Dialectique de la certitude et du doute

Interprétation existentiale du recueil Ragnarök de Dana Shishmanian (L’Harmattan, mai 2024)

 

Saghi FarahmandpourHamidreza Zakaria

(*)

 

 

Sur la couverture du livre :

peinture de ©Dany Madlen Zărnescu (1950-2014)

 

 

 

Il apparaît au cours de la lecture de Ragnarök, un thème que nous pouvons définir ainsi : « un ego en errance » (p. 7) entre certitude et doute. Nous entendons analyser et interpréter ce thème selon « la dialectique de la certitude et du doute », où « la certitude » et » le doute » sont deux concepts qui appartiennent l’un à l’autre, et il y a une unité organique ou une relation dialectique entre eux. Ils sont en tant qu’un tout unitaire deux « moments » d’un seul phénomène, à savoir l’être-au-monde de l’homme.

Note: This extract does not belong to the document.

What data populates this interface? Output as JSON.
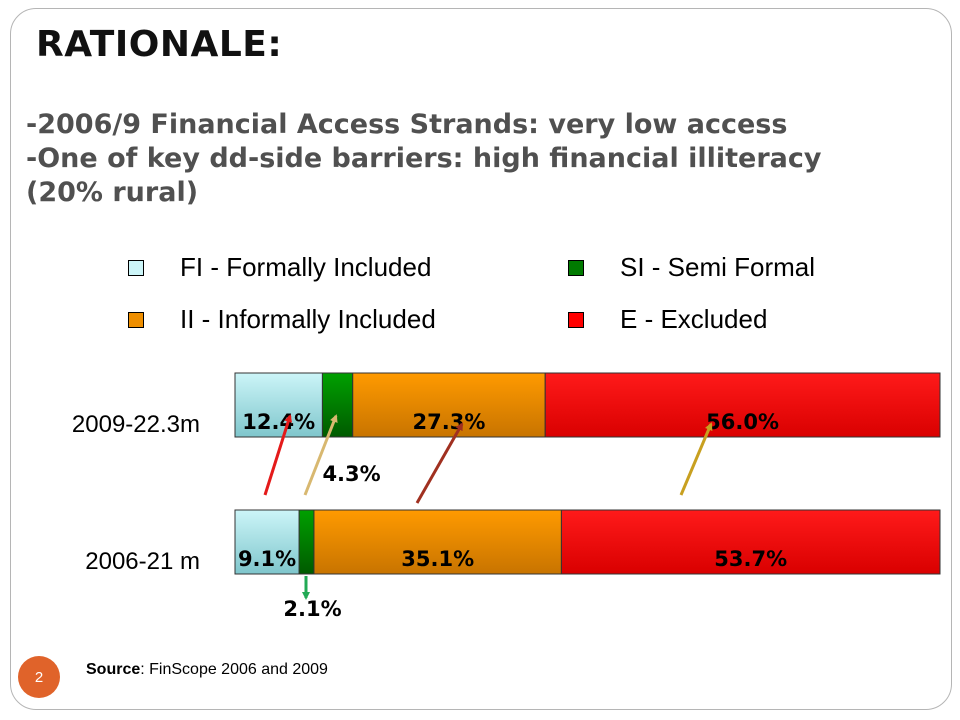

Mais comment faut-il analyser et interpréter l’errance entre certitude et doute dans Ragnarök selon « la dialectique de la certitude et du doute » ? Notre interprétation est la suivante :

L’» ego en errance » (p. 7) a la conscience de son aversion pour tous les appels/les pouvoirs dominateurs qui l’entourent. Alors, en parlant au nom de la Terre, comme dans un chant de lamentation, il exprime franchement son rejet et fait des révélations. Il arrache le masque de ces pouvoirs ; il révèle leur visage réel à tout le monde et dévoile leurs complots funestes et antihumains. Ces pouvoirs n’ont d’autre but que de répandre la discorde parmi les humains et de jeter la noirceur dans le monde.

 

Je devrais vous maudire – car vous êtes mes bourreaux !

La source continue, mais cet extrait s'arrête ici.